Obama sagte: “Ich weiß, es wird heute viel diskutiert werden über die Politik, darüber, wer gewonnen hat und wer nicht, so werden diese Dinge hier in Washington in der Regel nun mal gesehen. Aber diese Diskussion geht am Kern vorbei. Unabhängig von der Politik, war die heutige Entscheidung ein Sieg der Menschen überall im Land, deren Leben sicherer sein wird aufgrund dieses Gesetzes und der Entscheidung des Obersten Gerichts, es zu bestätigen.”

Auf der anderen Seite: Die Gegner von Obamacare, wie das Gesetz auch genannt wird. Der republikanische Präsidentschaftsbewerber Mitt Romney ließ denn auch gleich wissen, was er nun zu tun gedenkt.

Romney: “Wie Sie sich vorstellen können, bin ich mit der Entscheidung des Gerichts nicht einverstanden, sondern mit denen, die anderer Meinung sind.
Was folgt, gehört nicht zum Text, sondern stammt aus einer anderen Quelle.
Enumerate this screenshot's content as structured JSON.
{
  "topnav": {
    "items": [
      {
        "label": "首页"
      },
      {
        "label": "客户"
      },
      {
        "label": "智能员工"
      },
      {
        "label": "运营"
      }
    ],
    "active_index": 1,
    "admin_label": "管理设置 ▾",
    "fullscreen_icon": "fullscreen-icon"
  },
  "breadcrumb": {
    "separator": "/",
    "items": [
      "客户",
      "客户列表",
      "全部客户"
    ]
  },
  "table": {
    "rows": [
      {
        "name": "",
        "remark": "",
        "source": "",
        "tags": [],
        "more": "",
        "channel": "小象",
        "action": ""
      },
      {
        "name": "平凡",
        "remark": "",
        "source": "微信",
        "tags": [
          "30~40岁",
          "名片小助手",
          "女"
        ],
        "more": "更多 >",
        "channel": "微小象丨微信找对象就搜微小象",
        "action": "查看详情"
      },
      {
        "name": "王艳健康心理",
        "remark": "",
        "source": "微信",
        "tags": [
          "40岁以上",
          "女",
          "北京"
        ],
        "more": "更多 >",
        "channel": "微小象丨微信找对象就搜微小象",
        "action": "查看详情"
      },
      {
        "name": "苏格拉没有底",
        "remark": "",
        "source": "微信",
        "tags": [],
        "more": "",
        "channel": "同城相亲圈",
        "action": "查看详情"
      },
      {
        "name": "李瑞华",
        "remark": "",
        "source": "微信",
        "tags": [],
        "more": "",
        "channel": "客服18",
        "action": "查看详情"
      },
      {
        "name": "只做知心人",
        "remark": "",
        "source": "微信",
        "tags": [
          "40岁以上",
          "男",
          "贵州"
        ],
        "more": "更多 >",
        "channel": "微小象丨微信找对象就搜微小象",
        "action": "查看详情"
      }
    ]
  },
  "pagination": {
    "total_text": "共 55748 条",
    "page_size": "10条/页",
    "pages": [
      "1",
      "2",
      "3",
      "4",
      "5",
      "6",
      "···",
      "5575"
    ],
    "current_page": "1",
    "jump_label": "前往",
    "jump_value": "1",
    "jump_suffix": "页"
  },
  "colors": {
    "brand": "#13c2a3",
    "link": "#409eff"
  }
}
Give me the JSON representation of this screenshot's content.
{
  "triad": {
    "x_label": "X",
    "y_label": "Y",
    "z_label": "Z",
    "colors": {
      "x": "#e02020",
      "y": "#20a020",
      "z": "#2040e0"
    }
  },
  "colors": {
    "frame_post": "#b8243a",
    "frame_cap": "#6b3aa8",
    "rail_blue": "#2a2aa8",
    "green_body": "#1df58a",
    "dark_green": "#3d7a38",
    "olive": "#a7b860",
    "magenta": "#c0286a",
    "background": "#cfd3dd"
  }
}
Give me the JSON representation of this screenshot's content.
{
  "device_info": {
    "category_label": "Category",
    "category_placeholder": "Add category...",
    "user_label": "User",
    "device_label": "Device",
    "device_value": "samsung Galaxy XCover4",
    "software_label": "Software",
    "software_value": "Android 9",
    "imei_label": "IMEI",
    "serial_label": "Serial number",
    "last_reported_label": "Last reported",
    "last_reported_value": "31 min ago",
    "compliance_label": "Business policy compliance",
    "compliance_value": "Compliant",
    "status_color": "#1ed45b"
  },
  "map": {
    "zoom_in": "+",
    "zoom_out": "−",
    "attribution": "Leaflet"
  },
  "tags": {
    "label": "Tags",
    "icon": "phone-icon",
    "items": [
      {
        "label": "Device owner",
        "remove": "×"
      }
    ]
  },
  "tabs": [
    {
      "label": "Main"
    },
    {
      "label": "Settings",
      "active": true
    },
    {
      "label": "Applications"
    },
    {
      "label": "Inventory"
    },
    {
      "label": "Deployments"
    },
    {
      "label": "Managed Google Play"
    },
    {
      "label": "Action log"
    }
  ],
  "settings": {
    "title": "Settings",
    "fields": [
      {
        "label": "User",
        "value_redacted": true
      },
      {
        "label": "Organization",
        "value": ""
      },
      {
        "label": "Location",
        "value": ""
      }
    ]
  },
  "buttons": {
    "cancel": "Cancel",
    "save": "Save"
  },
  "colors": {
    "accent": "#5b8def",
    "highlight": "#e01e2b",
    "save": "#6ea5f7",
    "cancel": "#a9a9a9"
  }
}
Was das Gericht an seinem letzten Sitzungstag zu tun versäumte, das werde ich am ersten Tag tun, wenn ich als Präsident gewählt werden sollte. Und das heißt, ich werde Obamacare aufheben.”

Obama selbst räumte ein, das Gesetz sei nur mäßig populär. Beobachtern zufolge könnte der jetzige Gerichtsbeschluss dem bedrängten Staatschef aber für die Präsidentschaftswahl am 6. November Rückenwind verschafft haben.